DRINK Match EC1 45-47 Clerkenwell Rd., 20/7250-4002, matchbar.com
Sleek steel bi-level cocktail bar that's buzziest in the early evening with the after-work crowd. Order a Dark and Stormy or a classic martini--cocktail king Dale de Groff was behind the drink list. Closed Sun. SHOP Family Tree 53 Exmouth Mkt., 20/7278-1084, familytreeshop.co.uk Artsy and eclectic boutique: The owners and their friends make much of the wares, which includes sleek jewelry, hand-screened T-shirts, and handmade purses. Closed Sun.

SHOP Microzine 66-67 Colebrooke Row, Islington, 20/7704-6667, microzine.co.uk
Take a short Tube ride north into Islington to find what's likely the hottest store in London: the men's megastore known as Microzine. It's a hybrid boutique and magazine: Its stock changes every month like a new issue, and everything is for sale, even the fixtures. Open Mon.--Fri., 11 a.m.--6 p.m.; Sat., 10 a.m.--7 p.m.; Sun., noon--6 p.m.

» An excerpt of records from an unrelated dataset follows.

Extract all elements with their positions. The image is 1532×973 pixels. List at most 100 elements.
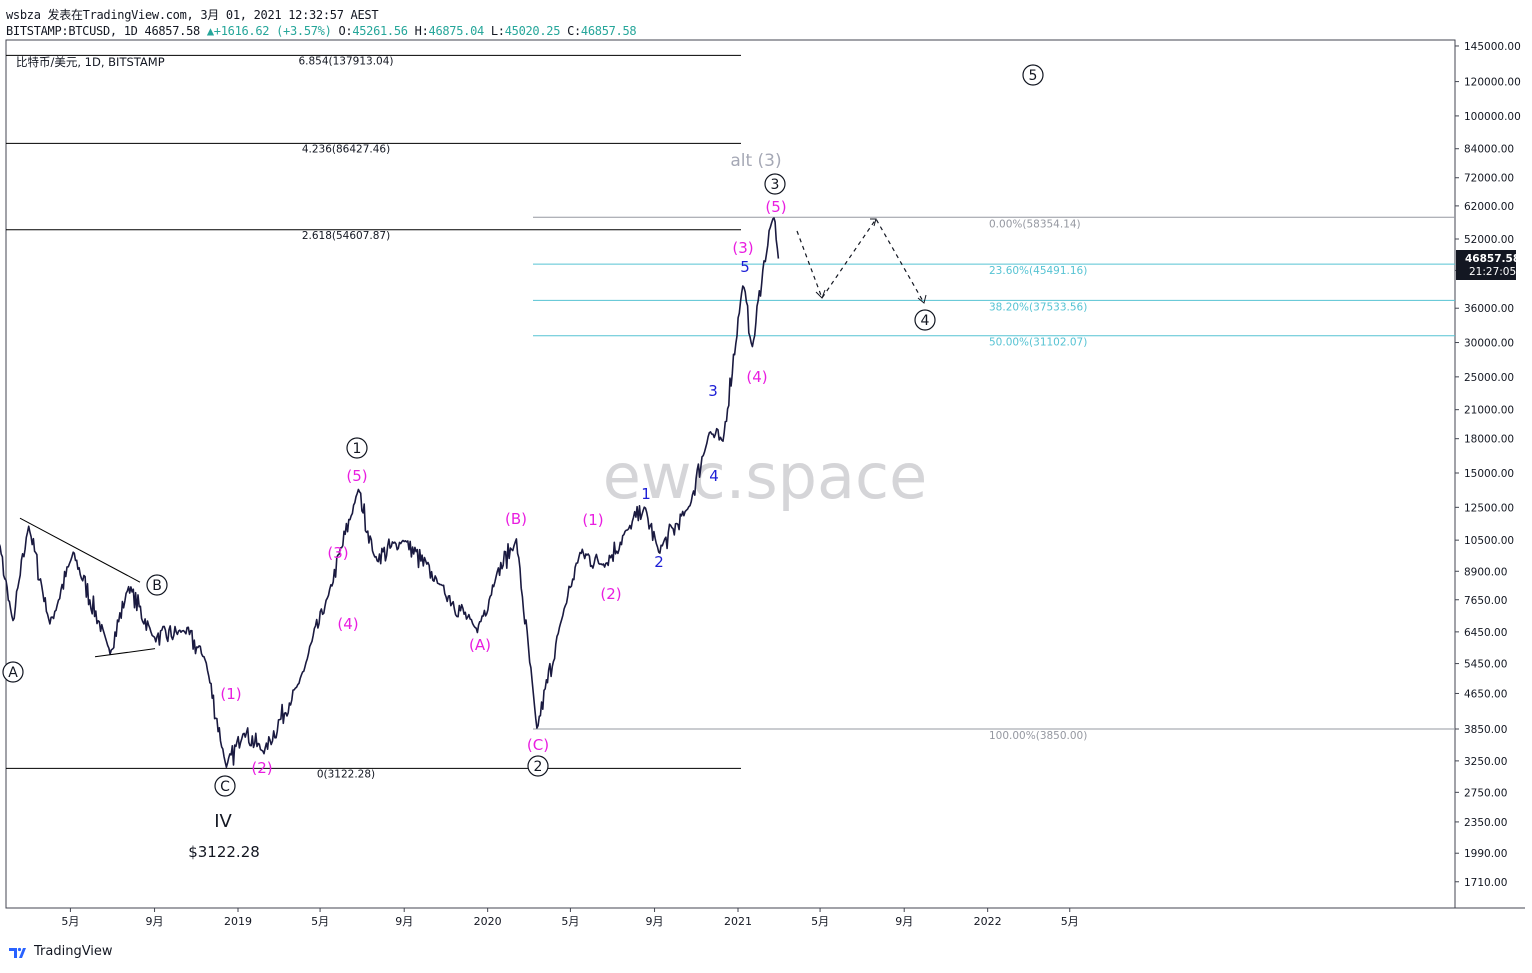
y-tick-label: 2750.00 bbox=[1464, 787, 1507, 799]
wave-circle-label bbox=[527, 755, 549, 777]
y-tick-label: 100000.00 bbox=[1464, 111, 1521, 123]
wave-circle-text: C bbox=[220, 779, 230, 795]
high-label: H: bbox=[414, 24, 429, 38]
fib-retracement-label: 23.60%(45491.16) bbox=[989, 265, 1087, 277]
x-tick-label: 9月 bbox=[646, 915, 664, 928]
y-tick-label: 7650.00 bbox=[1464, 595, 1507, 607]
magenta-wave-label: (C) bbox=[527, 736, 549, 754]
alt-wave-label: alt (3) bbox=[730, 151, 781, 171]
y-tick-label: 5450.00 bbox=[1464, 659, 1507, 671]
fib-extension-label: 6.854(137913.04) bbox=[298, 55, 393, 67]
magenta-wave-label: (2) bbox=[251, 759, 272, 777]
tradingview-brand: TradingView bbox=[34, 944, 113, 959]
x-tick-label: 5月 bbox=[1061, 915, 1079, 928]
fib-retracement-label: 100.00%(3850.00) bbox=[989, 730, 1087, 742]
x-tick-label: 5月 bbox=[811, 915, 829, 928]
y-tick-label: 25000.00 bbox=[1464, 372, 1514, 384]
low-price-label: $3122.28 bbox=[188, 843, 260, 861]
last-price: 46857.58 bbox=[144, 24, 201, 38]
price-tag-countdown: 21:27:05 bbox=[1469, 266, 1516, 278]
magenta-wave-label: (2) bbox=[600, 585, 621, 603]
wave-iv-label: IV bbox=[214, 811, 232, 832]
y-tick-label: 52000.00 bbox=[1464, 234, 1514, 246]
wave-circle-label bbox=[764, 173, 786, 195]
wave-circle-text: A bbox=[8, 665, 18, 681]
x-tick-label: 9月 bbox=[895, 915, 913, 928]
x-tick-label: 5月 bbox=[561, 915, 579, 928]
y-tick-label: 12500.00 bbox=[1464, 502, 1514, 514]
y-tick-label: 84000.00 bbox=[1464, 144, 1514, 156]
tradingview-footer[interactable]: TradingView bbox=[8, 944, 113, 959]
wave-circle-text: 2 bbox=[534, 759, 543, 775]
low-label: L: bbox=[490, 24, 505, 38]
wave-circle-label bbox=[214, 775, 236, 797]
symbol-label: BITSTAMP:BTCUSD, 1D bbox=[6, 24, 138, 38]
y-tick-label: 4650.00 bbox=[1464, 688, 1507, 700]
price-series bbox=[0, 217, 780, 768]
y-tick-label: 6450.00 bbox=[1464, 627, 1507, 639]
y-tick-label: 15000.00 bbox=[1464, 468, 1514, 480]
x-tick-label: 5月 bbox=[61, 915, 79, 928]
wave-circle-label bbox=[2, 661, 24, 683]
arrow-head bbox=[917, 294, 927, 304]
triangle-lower-line bbox=[94, 648, 156, 658]
x-tick-label: 2021 bbox=[724, 915, 752, 928]
y-tick-label: 1990.00 bbox=[1464, 848, 1507, 860]
watermark: ewc.space bbox=[603, 440, 928, 513]
blue-wave-label: 2 bbox=[654, 553, 664, 571]
tradingview-logo-icon bbox=[8, 945, 30, 959]
fib-retracement-label: 50.00%(31102.07) bbox=[989, 337, 1087, 349]
wave-circle-text: 3 bbox=[771, 177, 780, 193]
magenta-wave-label: (5) bbox=[346, 467, 367, 485]
wave-circle-label bbox=[914, 309, 936, 331]
y-tick-label: 18000.00 bbox=[1464, 434, 1514, 446]
y-tick-label: 10500.00 bbox=[1464, 535, 1514, 547]
x-tick-label: 9月 bbox=[146, 915, 164, 928]
blue-wave-label: 1 bbox=[641, 485, 651, 503]
wave-circle-label bbox=[346, 437, 368, 459]
fib-retracement-label: 0.00%(58354.14) bbox=[989, 218, 1081, 230]
close-label: C: bbox=[567, 24, 581, 38]
magenta-wave-label: (4) bbox=[337, 615, 358, 633]
blue-wave-label: 4 bbox=[709, 467, 719, 485]
magenta-wave-label: (1) bbox=[582, 511, 603, 529]
wave-circle-text: 4 bbox=[921, 313, 930, 329]
y-tick-label: 2350.00 bbox=[1464, 817, 1507, 829]
x-tick-label: 5月 bbox=[311, 915, 329, 928]
fib-extension-label: 0(3122.28) bbox=[317, 768, 375, 780]
magenta-wave-label: (B) bbox=[505, 510, 527, 528]
fib-extension-label: 2.618(54607.87) bbox=[302, 230, 390, 242]
publish-info: wsbza 发表在TradingView.com, 3月 01, 2021 12… bbox=[6, 8, 379, 22]
wave-circle-text: B bbox=[152, 578, 162, 594]
arrow-head bbox=[815, 289, 826, 299]
high-value: 46875.04 bbox=[428, 24, 485, 38]
magenta-wave-label: (3) bbox=[327, 544, 348, 562]
y-tick-label: 30000.00 bbox=[1464, 338, 1514, 350]
price-tag-value: 46857.58 bbox=[1465, 253, 1520, 265]
magenta-wave-label: (1) bbox=[220, 685, 241, 703]
projected-path bbox=[796, 217, 925, 304]
magenta-wave-label: (5) bbox=[765, 198, 786, 216]
price-tag bbox=[1456, 250, 1516, 280]
y-tick-label: 120000.00 bbox=[1464, 77, 1521, 89]
up-arrow-icon: ▲ bbox=[206, 24, 214, 38]
change-value: +1616.62 (+3.57%) bbox=[213, 24, 332, 38]
y-tick-label: 3850.00 bbox=[1464, 724, 1507, 736]
triangle-upper-line bbox=[19, 517, 141, 583]
close-value: 46857.58 bbox=[580, 24, 637, 38]
low-value: 45020.25 bbox=[504, 24, 561, 38]
x-tick-label: 2020 bbox=[474, 915, 502, 928]
magenta-wave-label: (4) bbox=[746, 368, 767, 386]
y-tick-label: 3250.00 bbox=[1464, 756, 1507, 768]
magenta-wave-label: (3) bbox=[732, 239, 753, 257]
fib-extension-label: 4.236(86427.46) bbox=[302, 143, 390, 155]
y-tick-label: 62000.00 bbox=[1464, 201, 1514, 213]
arrow-head bbox=[870, 218, 877, 227]
y-tick-label: 36000.00 bbox=[1464, 303, 1514, 315]
y-tick-label: 1710.00 bbox=[1464, 877, 1507, 889]
wave-circle-text: 1 bbox=[353, 441, 362, 457]
wave-circle-label bbox=[146, 574, 168, 596]
magenta-wave-label: (A) bbox=[469, 636, 491, 654]
chart-title: 比特币/美元, 1D, BITSTAMP bbox=[16, 55, 165, 69]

SHOP SCP 135-139 Curtain Rd., 20/7739-1869, scp.co.uk
A contemporary furniture showroom that commissions big names such as Michael Sodeau but also stocks products by local artisans working in the Hoxton studios. Stop by to browse for big items, or pick up more-affordable goodies like lighting, books, and accessories.

SHOP Spitalfields Market 103-117 Commercial St., at Lamb & Brushfield Sts. 20/7247-8556
This historic, wrought-iron market building is bustling again after falling into disrepair in the 1980s. These days, the stalls are individually owned and heavy on crafts--dyed sheepskin rugs, handmade clothes, and lashings of aromatherapy-inflected home products. General market Mon.--Fri. and Sun., 10 a.m.--5 p.m.; fashion and art markets Fri., 10 a.m.--4 p.m.

PLAY Fabric 77a Charterhouse St., 20/7336-8898, fabriclondon.com
Onetime meat cellar turned superclub, a mecca for dance music snobs: Its three separate spaces are inventively programmed. Nostalgic types should head for the warehouse-like space that resembles a late-1980s rave. Fri. and Sat. only.